Tuesday, August 21, 2007

How to outsource?

How to outsource your IT work to an Indian Company without meeting them?

Indian offshore companies are considered a viable outsourcing option today. What they offer is a strategic initiative to cut costs and access to intellectual capital not available in-house. Virtual Web companies are a natural outgrowth of the omnipresence of the Internet.

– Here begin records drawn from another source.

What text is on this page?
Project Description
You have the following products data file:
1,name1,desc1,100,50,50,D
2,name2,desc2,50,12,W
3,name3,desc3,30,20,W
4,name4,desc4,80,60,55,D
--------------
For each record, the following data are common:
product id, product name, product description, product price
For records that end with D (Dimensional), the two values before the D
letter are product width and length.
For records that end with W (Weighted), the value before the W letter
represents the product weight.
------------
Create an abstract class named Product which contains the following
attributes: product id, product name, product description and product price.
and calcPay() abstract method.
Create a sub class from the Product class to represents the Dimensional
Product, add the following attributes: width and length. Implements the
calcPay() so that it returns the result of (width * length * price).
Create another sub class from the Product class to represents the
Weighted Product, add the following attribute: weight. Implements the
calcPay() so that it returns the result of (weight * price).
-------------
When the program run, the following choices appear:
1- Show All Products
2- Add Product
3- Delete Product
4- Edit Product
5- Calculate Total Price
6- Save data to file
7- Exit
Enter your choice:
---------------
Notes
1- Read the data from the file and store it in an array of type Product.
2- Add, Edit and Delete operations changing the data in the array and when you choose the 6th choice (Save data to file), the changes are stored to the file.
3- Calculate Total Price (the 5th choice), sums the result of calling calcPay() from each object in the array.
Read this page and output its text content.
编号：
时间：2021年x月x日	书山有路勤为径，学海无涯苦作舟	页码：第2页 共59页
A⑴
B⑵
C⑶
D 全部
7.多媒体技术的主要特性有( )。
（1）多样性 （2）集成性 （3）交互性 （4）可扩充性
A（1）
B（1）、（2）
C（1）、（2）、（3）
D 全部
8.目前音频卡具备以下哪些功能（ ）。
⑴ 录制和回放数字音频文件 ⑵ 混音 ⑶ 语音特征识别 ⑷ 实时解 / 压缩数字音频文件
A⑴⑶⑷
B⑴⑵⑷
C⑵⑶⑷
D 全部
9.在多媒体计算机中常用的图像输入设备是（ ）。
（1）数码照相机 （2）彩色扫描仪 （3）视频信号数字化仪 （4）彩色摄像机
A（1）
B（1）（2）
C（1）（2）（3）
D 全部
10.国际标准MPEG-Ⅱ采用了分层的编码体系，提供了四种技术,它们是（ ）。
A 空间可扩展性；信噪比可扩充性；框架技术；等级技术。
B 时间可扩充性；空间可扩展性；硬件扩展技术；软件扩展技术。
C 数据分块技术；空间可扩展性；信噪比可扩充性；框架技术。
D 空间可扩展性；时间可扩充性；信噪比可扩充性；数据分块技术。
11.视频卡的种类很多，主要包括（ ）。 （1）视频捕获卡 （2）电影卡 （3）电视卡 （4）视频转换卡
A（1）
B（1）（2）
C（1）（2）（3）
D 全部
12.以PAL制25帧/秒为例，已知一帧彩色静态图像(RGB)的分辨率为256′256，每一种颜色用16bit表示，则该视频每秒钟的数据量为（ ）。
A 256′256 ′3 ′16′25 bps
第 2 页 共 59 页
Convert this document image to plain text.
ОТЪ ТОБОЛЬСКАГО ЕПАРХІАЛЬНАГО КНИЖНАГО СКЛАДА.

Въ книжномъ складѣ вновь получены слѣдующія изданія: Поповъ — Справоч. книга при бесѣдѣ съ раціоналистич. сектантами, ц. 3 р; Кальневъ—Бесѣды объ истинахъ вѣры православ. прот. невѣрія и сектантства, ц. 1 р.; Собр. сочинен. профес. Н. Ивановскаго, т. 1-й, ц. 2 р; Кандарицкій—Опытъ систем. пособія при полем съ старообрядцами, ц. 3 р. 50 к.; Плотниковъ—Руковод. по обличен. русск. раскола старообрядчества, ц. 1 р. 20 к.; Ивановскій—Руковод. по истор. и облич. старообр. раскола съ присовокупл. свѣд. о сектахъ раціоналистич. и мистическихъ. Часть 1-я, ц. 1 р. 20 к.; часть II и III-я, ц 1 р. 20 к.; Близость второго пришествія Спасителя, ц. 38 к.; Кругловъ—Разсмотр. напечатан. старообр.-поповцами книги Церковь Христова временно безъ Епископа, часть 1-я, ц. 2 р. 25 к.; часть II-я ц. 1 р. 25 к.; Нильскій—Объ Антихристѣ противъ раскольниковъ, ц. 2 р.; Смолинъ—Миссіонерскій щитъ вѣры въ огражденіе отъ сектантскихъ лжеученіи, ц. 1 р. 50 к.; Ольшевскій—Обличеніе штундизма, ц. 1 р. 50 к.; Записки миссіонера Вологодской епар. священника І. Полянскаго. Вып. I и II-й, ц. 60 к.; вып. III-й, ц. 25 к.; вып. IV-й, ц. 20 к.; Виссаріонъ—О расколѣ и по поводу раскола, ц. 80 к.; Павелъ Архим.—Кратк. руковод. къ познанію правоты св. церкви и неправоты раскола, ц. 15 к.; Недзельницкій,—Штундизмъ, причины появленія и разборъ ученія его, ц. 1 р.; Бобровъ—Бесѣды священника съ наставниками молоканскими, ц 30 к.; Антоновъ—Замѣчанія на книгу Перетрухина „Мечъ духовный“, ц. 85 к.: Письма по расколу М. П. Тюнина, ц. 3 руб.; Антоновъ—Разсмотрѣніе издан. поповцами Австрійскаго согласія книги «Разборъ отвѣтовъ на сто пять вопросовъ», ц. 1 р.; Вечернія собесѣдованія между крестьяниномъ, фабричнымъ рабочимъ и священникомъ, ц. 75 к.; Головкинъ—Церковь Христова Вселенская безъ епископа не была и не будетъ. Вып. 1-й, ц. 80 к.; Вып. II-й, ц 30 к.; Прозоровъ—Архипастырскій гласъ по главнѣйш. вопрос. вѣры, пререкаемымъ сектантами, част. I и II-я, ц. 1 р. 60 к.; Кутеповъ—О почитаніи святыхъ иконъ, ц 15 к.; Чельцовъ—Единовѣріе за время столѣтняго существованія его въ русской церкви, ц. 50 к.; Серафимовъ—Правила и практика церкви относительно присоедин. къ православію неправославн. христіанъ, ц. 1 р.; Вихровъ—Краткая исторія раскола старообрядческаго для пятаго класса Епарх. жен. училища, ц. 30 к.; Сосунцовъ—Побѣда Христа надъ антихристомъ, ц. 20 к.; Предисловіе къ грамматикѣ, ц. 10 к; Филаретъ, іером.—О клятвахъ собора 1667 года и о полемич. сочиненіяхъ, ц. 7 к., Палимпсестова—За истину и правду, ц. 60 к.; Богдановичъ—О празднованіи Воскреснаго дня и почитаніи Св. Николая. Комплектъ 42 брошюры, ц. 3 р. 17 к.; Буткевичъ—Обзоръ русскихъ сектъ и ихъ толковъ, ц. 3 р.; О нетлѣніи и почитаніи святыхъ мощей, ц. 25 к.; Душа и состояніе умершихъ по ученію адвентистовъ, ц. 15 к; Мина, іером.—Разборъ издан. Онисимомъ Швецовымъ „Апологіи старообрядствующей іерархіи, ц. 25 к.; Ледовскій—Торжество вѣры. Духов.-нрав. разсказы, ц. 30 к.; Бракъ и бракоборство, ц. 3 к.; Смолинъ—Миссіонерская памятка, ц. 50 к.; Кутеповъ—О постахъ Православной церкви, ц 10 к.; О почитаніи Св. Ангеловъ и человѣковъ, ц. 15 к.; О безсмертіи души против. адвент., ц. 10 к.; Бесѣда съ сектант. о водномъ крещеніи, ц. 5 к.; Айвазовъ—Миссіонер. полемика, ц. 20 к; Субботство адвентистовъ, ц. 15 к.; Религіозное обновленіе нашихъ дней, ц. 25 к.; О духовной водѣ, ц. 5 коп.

But is the company just a web page or does it comprise a team of people who follow established processes and possess infrastructure?

The Trend in Offshore Outsourcing

Companies are beginning to look to the emerging Internet Information Technology Services from Offshore Indian companies for help with everything from strategy development to interactive marketing to application development and integration.
India has become the leader in offshore contracting services (India owns around 80 percent of this market) because of -

• A highly trained work force
• Low labor costs
• Appreciation for software development disciplines
• A widespread use of the English language

The Need to Evaluate

The content of the Internet is very diverse and it is necessary to evaluate what you find. Especially when it relates to appraising a "Virtual" company that one may never meet face to face. When outsourcing something as critical as IT operations and services it is important to form a "sourcing-alternatives" team to evaluate potential IT partners and determine what role each of the partners would play.

The job of translating the information to end products still takes place in a brick and mortar office where real people work. When the partners' roles and their scopes are defined ambiguously, network deadlines cannot be met and end products may not meet set quality standards.

It is vital to select the right and capable vendor to ensure the success of your project. This will ensure that you get the best services or output for your money (on hardware and software), effort and time spent as these are the most important information resources in an organization.

Enterprises evaluating virtual vendors for business projects are faced with difficult choices. The market is full of claims by many companies promising that they "do it all" and will deliver the enterprise into the E-business economy. Most do not have the breadth of skills necessary to develop and support the overall e-business needs of traditional enterprises.

The dotcom meltdown that happened a few years ago proved that most of the virtual companies though claiming to be up to any challenge, did not have the business model or the capability to deliver. Validating a company's claims can therefore not be overemphasized.